Thursday, November 12, 2009

Salt of the Earth

Salt of the earth people can’t complain. Don’t ask how they are if you are complaining about the malignity of the universe, because they invariably “can’t complain.” Salt of the earth people are always elbowing each other as a gesture of understanding. Nudge nudge. They don’t like “troublemakers.” Salt of the earth people, or SOTES, don’t care that there are cohesive forms of social organization (mostly made up of what the famed political philosopher and former Vice President Spiro Agnew referred to as the effete) that are not predicated on the idea that SOTES hold so dear, ie that ordinary folk are better than those who try to be somebody.
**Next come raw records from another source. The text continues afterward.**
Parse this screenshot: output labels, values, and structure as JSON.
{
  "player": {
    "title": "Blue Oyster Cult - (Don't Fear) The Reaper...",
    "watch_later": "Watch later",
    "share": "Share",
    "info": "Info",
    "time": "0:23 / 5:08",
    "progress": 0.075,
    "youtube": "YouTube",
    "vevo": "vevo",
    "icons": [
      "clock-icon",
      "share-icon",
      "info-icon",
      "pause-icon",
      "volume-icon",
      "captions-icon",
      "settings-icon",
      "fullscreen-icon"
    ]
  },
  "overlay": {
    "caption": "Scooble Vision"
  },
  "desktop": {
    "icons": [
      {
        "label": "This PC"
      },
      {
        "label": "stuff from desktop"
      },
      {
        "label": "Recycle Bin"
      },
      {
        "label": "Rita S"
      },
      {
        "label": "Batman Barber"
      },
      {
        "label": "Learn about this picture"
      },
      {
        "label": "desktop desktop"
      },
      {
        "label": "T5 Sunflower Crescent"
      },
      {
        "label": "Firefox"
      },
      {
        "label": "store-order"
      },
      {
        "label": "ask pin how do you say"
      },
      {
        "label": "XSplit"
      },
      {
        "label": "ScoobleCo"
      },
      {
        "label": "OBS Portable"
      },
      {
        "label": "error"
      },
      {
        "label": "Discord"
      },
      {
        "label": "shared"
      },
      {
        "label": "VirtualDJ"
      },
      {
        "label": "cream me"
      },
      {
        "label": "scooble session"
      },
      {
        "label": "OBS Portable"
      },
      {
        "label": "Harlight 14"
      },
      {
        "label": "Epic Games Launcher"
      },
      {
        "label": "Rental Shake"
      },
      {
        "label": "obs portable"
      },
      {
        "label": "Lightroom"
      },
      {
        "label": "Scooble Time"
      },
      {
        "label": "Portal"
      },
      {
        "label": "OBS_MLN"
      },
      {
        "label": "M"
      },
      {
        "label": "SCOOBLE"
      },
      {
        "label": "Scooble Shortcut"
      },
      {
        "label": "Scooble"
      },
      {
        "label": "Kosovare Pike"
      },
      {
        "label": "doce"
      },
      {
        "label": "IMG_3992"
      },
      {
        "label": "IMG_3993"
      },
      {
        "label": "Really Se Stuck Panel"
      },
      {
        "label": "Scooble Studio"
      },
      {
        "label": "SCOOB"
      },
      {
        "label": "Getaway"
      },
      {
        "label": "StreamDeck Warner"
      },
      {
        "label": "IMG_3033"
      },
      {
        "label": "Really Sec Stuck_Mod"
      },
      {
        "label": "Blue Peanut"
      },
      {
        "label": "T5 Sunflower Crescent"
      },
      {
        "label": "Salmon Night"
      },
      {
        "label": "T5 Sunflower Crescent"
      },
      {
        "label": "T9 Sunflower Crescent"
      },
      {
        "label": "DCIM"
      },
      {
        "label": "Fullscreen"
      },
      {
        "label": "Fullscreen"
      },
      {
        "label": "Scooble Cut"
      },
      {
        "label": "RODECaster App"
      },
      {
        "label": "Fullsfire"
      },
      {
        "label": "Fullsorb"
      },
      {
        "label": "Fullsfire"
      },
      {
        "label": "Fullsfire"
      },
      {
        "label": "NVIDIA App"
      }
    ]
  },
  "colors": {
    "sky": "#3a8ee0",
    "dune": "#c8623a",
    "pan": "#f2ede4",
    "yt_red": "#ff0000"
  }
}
SOTES tend not to agree with Oscar Wilde’s quote from The Picture of Dorian Gray: “It is only shallow people who do not judge by appearances.”
   
What is this love of the ordinary, this fascination with belonging, indifference, and self-possession, that makes the SOTE such an object of curiosity? Thomas Mann alluded to this in his story Tonio Kröger, in which alienation brings with it a certain longing. SOTES don’t talk about their anhedonia, their loss of interest in things, or their feelings of longing. Madame Bovary was definitely not a SOTE. In a way, even Sinclair Lewis’s Babbitt, the quintessential SOTE, might not have finally qualified, due to the ironies in which the author embedded him.
   
But here are some rules. If you ever pull into town in one of those moods where you’re tired of reading Hermann Hesse’s Steppenwolf and want to hang with the local SOTES, if there’s a glaring sun, don’t say how Main Street reminds you of the first line of Camus’s L’Etranger: “Aujourd’hui, maman est morte. Ou peut-ĂŞtre hier, je ne sais pas.” Definitely don’t mention Emile Durkheim’s classic sociological tome, Suicide, and don’t start to talk about Elizabeth Kubler Ross’s On Death and Dying. Pretend you’ve never heard of the word “dystonic.” Don’t let on that you don't know a guy named Will, the local bartender and pundit, a bully and sadist everyone in town has loved since he was an evil little boy. Don’t try to become one of the boys by imitating the derogatory tones they use to talk about the fairer sex. What sounds mildly sexist to you will end up making you seem like a serial killer. Everyone will look at you and eventually you will be run out of town.